Try holding a piece of a paper up to your face to figure out where is the best distance for you to read that paper. Once you learn what your body wants, use that information to adjust where your computer screen is.

“Notice whether your monitor height aligns with your ideal reading range. Adjust monitor height accordingly,” Bryan said.

Perhaps surprisingly, Kolber said she sometimes asks clients to close their eyes to figure this out.

She tells them to “close their eyes and nod their head up and down as if they are saying yes, and then feeling where their neck feels most balanced over their head and shoulders,” she said. “When they open their eyes, hopefully, that is where their work is going to be.”

6. Forget the armrest

"Many folks would need to prop keyboard up on a pillow, book or roll of tacky mat. In this case the model’s upper arms are long while her spine is short. If her arms were shorter or spine longer, she would need to elevate the keyboard off her lap," Bryan said.
The Body at Work Ergonomics/Sara Kraft
"Many folks would need to prop keyboard up on a pillow, book or roll of tacky mat. In this case the model’s upper arms are long while her spine is short. If her arms were shorter or spine longer, she would need to elevate the keyboard off her lap," Bryan said.

Many armrests are too far apart for a petite person’s body, experts said. And in a lot of cases, they’re completely unnecessary.

“Armrests aren’t essential to typing or mousing but they help with getting into and out of the chair and occasional resting,” Hedge said.

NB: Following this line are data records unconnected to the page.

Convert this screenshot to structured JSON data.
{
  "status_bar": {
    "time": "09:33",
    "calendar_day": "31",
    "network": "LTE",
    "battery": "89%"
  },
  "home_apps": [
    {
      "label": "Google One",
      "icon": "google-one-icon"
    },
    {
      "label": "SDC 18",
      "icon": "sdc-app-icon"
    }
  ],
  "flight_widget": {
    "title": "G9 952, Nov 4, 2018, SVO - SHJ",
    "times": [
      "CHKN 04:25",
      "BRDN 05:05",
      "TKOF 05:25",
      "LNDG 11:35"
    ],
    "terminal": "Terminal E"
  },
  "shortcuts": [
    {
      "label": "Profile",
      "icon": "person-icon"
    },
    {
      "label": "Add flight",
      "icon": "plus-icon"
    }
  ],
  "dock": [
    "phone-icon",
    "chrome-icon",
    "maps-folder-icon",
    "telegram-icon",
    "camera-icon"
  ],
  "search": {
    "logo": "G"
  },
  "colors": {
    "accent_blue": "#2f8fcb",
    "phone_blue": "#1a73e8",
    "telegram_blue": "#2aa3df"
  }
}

Bryan advised letting your shoulders and hands find their own way instead of contorting your body to fit the armrest.

“You want your shoulders to be dropped, and most people, particularly if they are petite and work at a desk, typically have to raise their shoulders on that desk,” Bryan said.

A keyboard tray can help keep your elbows at a natural height and prevent you from raising your shoulders while working, Kolber said.

7. Don’t let comfort stop you from moving

Each of these hacks can help make your sitting body happier, but always remember to get up and move around. Sitting is our natural enemy. One analysis of 47 articles on sedentary behavior found that sitting on our butts too long can significantly increased our risk of bad health outcomes, regardless of our physical activity.

So once you find your ergonomic setup, rejoice at your good fortune ― and then remind yourself to get up from your chair regularly.

“No position is good longer than 20 minutes,” Bryan said.